Differential distribution of SSRs (%) in coding vs. non-coding regions. In the figure “gp” represents “ORF”. The 15 most conserved “gp” were included in this figure, “NC” represents non-coding and “Others” represent in remaining “gp” (179). The numbers in percentage represent the fraction of SSRs that can be attributed to that specific sequence across genomes.

FIGURE 9.

FIGURE 9

Differential distribution of individual SSR (%) from Mono to Hexanucleotide in coding vs. non-coding regions. The figure very clearly illustrates the extreme bias of hexanucleotide repeats incidence in coding regions. This was followed by trinucleotide repeats whereas the least bias was observed in case of mononucleitide repeats.

Correlation Studies

We tested for correlations between genome size and GC content and the number, RA, and RD of SSRs and cSSRs. Correlations between genome size and SSR parameters were significant in terms of incidence (R2 = 0.6, P < 0.05), RA (R2 = 0.06, P < 0.05) and RD (R2 = 0.05, P < 0.05). The similarly correlation was significant for GC content in terms of RA (R2 = 0.13, P < 0.05) and RD (R2 = 0.16, P < 0.05), but insignificant for incidence (R2 = 0.02, P > 0.05), Correlation analysis was performed as well for cSSRs. The correlation between genome size and cSSR parameters were insignificant for incidence (R2 = 0.2, P > 0.05), yet significant with cRA (R2 = 0.003, P < 0.05) and cRD (R2 = 0.01, P < 0.05). GC content was not significantly correlated with cSSR incidence (R2 = 0.03, P > 0.05) and cRD (R2 = 0.06, P > 0.05), but was significant for cRA (R2 = 0.07, P > 0.05). The Z-scores served to test the statistical significance of the compound microsatellite distribution in 96 species. cSSRobs was higher compared to cSSRexp, its value ranging from 0 to 0.12, whereas in 51 species cSSRobs was lower compared to cSSRexp and ranged from -0.02 to -0.18, respectively.

SSRs and Host Range

We also examined if SSR incidence was correlated with complexity regarding the host range of the Mycobacteriophages covered in the study. For this we focused on six phages: three with broad host ranges, Mycobacterium phage L5 (M116), Mycobacterium phage D29 (M100), and Mycobacterium phage Bxz2 (M97); and three with restricted host ranges, Mycobacterium phage barnyard (M1), Mycobacterium phage rosebush (M73), and Mycobacterium phage Che8 (M16) (Hatfull, 2014). We generated dot plots for these genomes using Gepard (Krumsiek et al., 2007) to highlight the presence of SSRs within the genomes, as represented in Figure 10. Though a repeat-rich genome is an apt platform for genomic evolution and diversity, it is dependent on constituent repeat motifs as well. We looked into the mono- and di-nucleotide repeats of these six genomes keeping in mind the host range. The three species with broad host range (M97, M100, M116) have around 90% of their mono-nucleotide repeat motifs composed of G or C. Also, except for M16, none of the species here has both A and T mononucleotide motifs (Figure 11A). Furthermore, around 20% of the di-nucleotide repeats motifs in the genomes exhibiting a broad host range were CT/TC, which were either absent or represented to a much lesser extent in the other genomes (Figure 11B).
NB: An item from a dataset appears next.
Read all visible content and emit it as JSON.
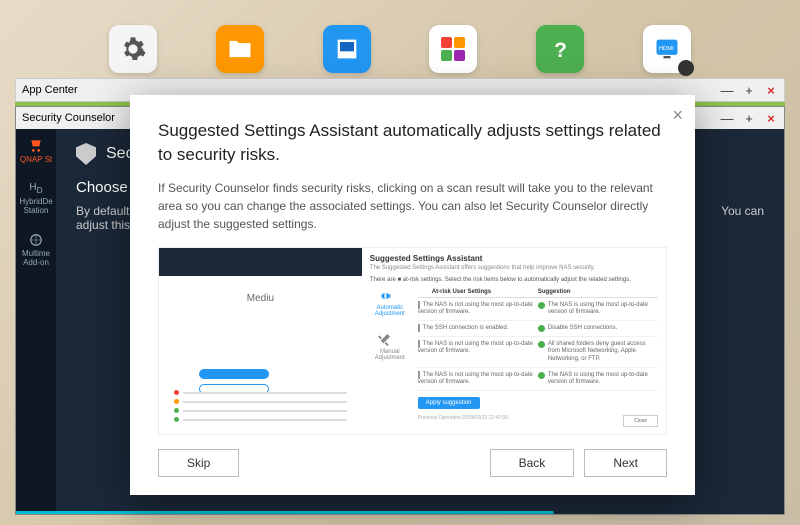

We did Pearson Chi-squared test and found that presence of different mono and dinucleotide repeat types were significant for broad host range and for restricted host range. The chi-square for mononucleotides was 48.75 (P-value <0.0001) and for dinucleotides 145.1 (P-value <0.0001).

FIGURE 10.

FIGURE 10

Dot plot analysis of six Mycobacteriophage genomes, three with broad host range and three with restricted host range. Repeats within a single genome are depicted as dots, which extend into lines with as the repeats extend. Lines off the center line of the global comparison indicate sequence conservation between Mycobacteriophage genomes.

FIGURE 11.

FIGURE 11

Composition of (A) mononucleotide and (B) dinucleotide repeat motifs in six Mycobacteriophage genomes selected by their host range. The broad host range species M97, M100, M116 have extremely high prevalence of mono-nucleotide repeat motifs G/C. These species have ∼20% of the di-nucleotide repeat motifs CT/TC, which are either absent or comparatively much less represented (<10%) in the others with narrow host range.

Discussion

Microsatellites or SSRs are present across prokaryotic and eukaryotic genomes. In this study, we screened 147 Mycobacteriophage genomes for the presence, abundance, and composition of SSR and cSSR tracts. Though a minor component of these variations may be attributed to sequencing errors but such artifacts, if at all present would be too miniscule to challenge the data per se. We find variation in the incidence of SSRs and cSSRs and their related parameters such as RA, RD, and cSSR percentage. We looked for correlations between frequency and composition of SSRs and cSSRs and found that type of motif varies in species with different host ranges. In our analysis, we found that dinucleotide repeats were most prevalent, followed by trinucleotide, mononucleotide, tetranucleotide, hexanucleotide, and pentanucleotide repeat motifs respectively. Repeat motifs were mostly present in the coding region. We found that genomes can differ in size by almost 16 kb but yet have almost the same number of SSRs. This variation might be associated with the ability to expand their host range through mutations in tail genes (Jacobs-Sera et al., 2012).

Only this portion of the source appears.